Arranca el sermón con nueve bienaventuranzas. Así también arrancan los Salmos, con bienaventuranzas (Salmo 1). Que quede claro: El mensaje del Reino, el mensaje de los cielos, el mensaje de Dios es un mensaje de ESPERANZA de BUENAS NUEVAS (eso significa la palabra “evangelio”). La esperanza de la salvación, de ser justificados, de ser libres del pecado, de tener transcendencia, de que hay un perdón incondicional, de que no importa tu pasado: si te arrepientes, Dios te redime. Esa es la esperanza básica y final del ser humano. Es algo totalmente enfocado en la eternidad y en lo espiritual, lo cual es la mayor bendición.
En el mismo Sermón del Monte, Jesús nos mostró la prioridad que tenemos que tener en nuestras vidas: “Mas buscad primeramente el Reino de Dios y su justicia y las demás cosas os serán añadidas” (Mt 6.33). Por encima de todo: riquezas materiales, amor humano, aceptación, poder, prestigio, confort, estatus, reconocimiento, placer, etc.; por encima de cualquier otra cosa, el verdadero hijo de Dios debe de buscar “el reino de Dios y su justicia”. Lo demás: la paz, el gozo, el contentamiento, la fidelidad, el amor divino y humano y la plenitud vendrán por añadidura, sean cuales sean nuestras circunstancias. Porque allá al final de todo, más allá de los momentos que vivimos, entendemos que todo esto es pasajero y que, al final de todo, estaremos eternamente con nuestro Dios en un lugar donde ya no hay llanto ni dolor. A eso se lo denomina la “bendita esperanza”. Esa es nuestra mira, no otra cosa. Colosenses 3.1 dice: “Poned la mira en las cosas del cielo, no en las de la tierra”.

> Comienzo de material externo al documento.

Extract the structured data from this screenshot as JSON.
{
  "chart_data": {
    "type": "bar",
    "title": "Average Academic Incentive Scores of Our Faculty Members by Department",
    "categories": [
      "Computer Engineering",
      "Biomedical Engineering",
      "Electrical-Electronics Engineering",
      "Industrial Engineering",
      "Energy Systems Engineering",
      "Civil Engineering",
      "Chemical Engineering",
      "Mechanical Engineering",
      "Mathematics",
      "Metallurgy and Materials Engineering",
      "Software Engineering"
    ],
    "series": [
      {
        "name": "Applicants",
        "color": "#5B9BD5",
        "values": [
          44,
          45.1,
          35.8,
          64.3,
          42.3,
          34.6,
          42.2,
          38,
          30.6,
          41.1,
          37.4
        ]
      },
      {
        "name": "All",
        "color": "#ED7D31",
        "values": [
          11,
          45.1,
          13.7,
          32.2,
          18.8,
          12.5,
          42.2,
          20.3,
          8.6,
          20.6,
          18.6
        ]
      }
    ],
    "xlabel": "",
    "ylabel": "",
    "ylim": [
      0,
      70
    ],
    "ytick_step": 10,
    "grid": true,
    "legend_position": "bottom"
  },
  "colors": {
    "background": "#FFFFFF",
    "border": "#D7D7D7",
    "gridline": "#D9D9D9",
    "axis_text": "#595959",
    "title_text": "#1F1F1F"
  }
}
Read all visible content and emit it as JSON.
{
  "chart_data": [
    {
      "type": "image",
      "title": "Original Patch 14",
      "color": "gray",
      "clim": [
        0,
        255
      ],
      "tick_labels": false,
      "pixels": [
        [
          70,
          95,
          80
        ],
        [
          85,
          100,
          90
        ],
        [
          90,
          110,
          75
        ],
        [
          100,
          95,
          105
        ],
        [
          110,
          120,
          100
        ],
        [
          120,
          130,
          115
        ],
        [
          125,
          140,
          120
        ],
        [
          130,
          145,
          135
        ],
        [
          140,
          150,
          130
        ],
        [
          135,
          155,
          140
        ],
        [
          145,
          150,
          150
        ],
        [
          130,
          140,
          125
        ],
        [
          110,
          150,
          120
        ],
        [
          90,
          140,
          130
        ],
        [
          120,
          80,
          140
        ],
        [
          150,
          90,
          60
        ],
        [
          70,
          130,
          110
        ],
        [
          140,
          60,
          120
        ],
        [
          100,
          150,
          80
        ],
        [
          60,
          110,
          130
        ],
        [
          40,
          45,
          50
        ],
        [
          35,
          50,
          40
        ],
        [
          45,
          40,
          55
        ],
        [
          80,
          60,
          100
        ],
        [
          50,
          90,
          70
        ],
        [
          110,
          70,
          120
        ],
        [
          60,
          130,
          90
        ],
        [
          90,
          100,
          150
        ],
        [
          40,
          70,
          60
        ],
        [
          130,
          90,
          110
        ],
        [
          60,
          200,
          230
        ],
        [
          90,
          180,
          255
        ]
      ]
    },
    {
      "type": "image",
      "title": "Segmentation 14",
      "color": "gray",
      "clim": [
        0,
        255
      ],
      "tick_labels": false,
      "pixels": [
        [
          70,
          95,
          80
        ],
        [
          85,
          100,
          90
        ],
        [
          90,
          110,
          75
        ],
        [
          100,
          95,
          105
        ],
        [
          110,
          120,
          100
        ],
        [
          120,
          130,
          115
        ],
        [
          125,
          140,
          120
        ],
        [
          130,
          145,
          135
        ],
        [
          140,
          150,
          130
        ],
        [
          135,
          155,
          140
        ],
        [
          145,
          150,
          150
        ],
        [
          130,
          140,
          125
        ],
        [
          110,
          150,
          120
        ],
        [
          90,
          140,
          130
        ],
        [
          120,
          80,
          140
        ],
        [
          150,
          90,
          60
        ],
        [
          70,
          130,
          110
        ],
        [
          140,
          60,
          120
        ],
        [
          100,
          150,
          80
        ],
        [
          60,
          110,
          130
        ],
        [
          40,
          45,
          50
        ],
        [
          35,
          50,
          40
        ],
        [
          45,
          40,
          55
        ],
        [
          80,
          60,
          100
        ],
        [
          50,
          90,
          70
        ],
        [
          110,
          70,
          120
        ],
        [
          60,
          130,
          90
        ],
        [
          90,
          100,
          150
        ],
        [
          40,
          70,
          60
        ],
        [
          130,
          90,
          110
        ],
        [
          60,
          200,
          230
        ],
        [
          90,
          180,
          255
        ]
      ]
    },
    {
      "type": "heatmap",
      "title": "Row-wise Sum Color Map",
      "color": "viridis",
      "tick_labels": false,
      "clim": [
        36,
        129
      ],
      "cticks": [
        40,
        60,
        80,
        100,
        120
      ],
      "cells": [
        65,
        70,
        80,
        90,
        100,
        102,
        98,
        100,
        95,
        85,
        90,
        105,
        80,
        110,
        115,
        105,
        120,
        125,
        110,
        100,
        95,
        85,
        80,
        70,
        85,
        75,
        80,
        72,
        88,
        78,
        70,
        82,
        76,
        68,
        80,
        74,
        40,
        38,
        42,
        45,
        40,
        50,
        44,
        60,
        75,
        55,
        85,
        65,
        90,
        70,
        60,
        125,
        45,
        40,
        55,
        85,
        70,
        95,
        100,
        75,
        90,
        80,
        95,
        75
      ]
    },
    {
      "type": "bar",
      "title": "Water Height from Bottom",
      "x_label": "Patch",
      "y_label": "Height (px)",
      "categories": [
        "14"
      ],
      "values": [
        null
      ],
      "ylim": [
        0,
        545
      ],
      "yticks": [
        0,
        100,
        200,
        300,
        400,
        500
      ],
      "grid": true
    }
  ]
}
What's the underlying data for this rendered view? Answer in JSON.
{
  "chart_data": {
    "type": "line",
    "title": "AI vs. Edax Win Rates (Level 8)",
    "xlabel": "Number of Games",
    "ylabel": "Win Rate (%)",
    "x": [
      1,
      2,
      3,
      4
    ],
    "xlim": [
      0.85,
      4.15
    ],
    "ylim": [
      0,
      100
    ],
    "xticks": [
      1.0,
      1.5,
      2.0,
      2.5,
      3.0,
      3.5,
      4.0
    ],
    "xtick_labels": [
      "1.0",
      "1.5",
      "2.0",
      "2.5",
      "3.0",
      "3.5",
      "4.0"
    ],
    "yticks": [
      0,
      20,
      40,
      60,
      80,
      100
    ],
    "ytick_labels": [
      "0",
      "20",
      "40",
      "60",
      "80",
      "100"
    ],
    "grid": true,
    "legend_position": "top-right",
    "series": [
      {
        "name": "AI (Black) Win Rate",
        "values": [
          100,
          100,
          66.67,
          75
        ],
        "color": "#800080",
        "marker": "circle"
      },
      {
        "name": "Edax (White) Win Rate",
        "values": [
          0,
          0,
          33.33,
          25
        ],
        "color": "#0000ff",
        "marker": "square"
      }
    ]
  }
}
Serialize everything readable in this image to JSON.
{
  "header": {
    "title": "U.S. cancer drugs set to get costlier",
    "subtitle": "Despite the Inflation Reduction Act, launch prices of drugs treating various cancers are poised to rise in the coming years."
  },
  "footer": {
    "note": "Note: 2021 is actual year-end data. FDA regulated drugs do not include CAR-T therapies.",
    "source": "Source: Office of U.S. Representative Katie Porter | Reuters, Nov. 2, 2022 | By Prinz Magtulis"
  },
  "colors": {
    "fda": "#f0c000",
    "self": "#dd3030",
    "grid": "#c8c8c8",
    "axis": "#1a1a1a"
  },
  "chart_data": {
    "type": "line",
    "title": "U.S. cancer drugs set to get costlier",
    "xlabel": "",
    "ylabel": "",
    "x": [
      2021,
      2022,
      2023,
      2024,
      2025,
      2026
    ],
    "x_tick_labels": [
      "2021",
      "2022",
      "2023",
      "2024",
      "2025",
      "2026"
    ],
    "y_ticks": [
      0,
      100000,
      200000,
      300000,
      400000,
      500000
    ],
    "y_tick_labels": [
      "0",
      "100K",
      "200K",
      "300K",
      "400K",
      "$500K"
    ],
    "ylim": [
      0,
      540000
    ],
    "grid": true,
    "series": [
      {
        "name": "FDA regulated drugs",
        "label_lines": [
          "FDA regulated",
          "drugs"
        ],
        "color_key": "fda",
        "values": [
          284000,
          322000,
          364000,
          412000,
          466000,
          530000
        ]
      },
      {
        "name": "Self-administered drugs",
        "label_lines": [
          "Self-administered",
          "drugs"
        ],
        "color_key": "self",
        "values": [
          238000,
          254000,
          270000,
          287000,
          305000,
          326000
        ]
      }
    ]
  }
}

Un verdadero hijo de Dios, alguien que quiere edificar su vida sobre este mensaje, entiende eso y está dispuesto a todo con tal de no salirse del camino.
El vivir sobre la roca y gozar de las bienaventuranzas no nos exime de pruebas, tentaciones y luchas. No se olviden que también la casa que fue edificada sobre la roca sufrió los golpes de los ríos, lluvia y viento, igual que la edificada sobre la arena. La diferencia es que una cayó y otra quedó firme.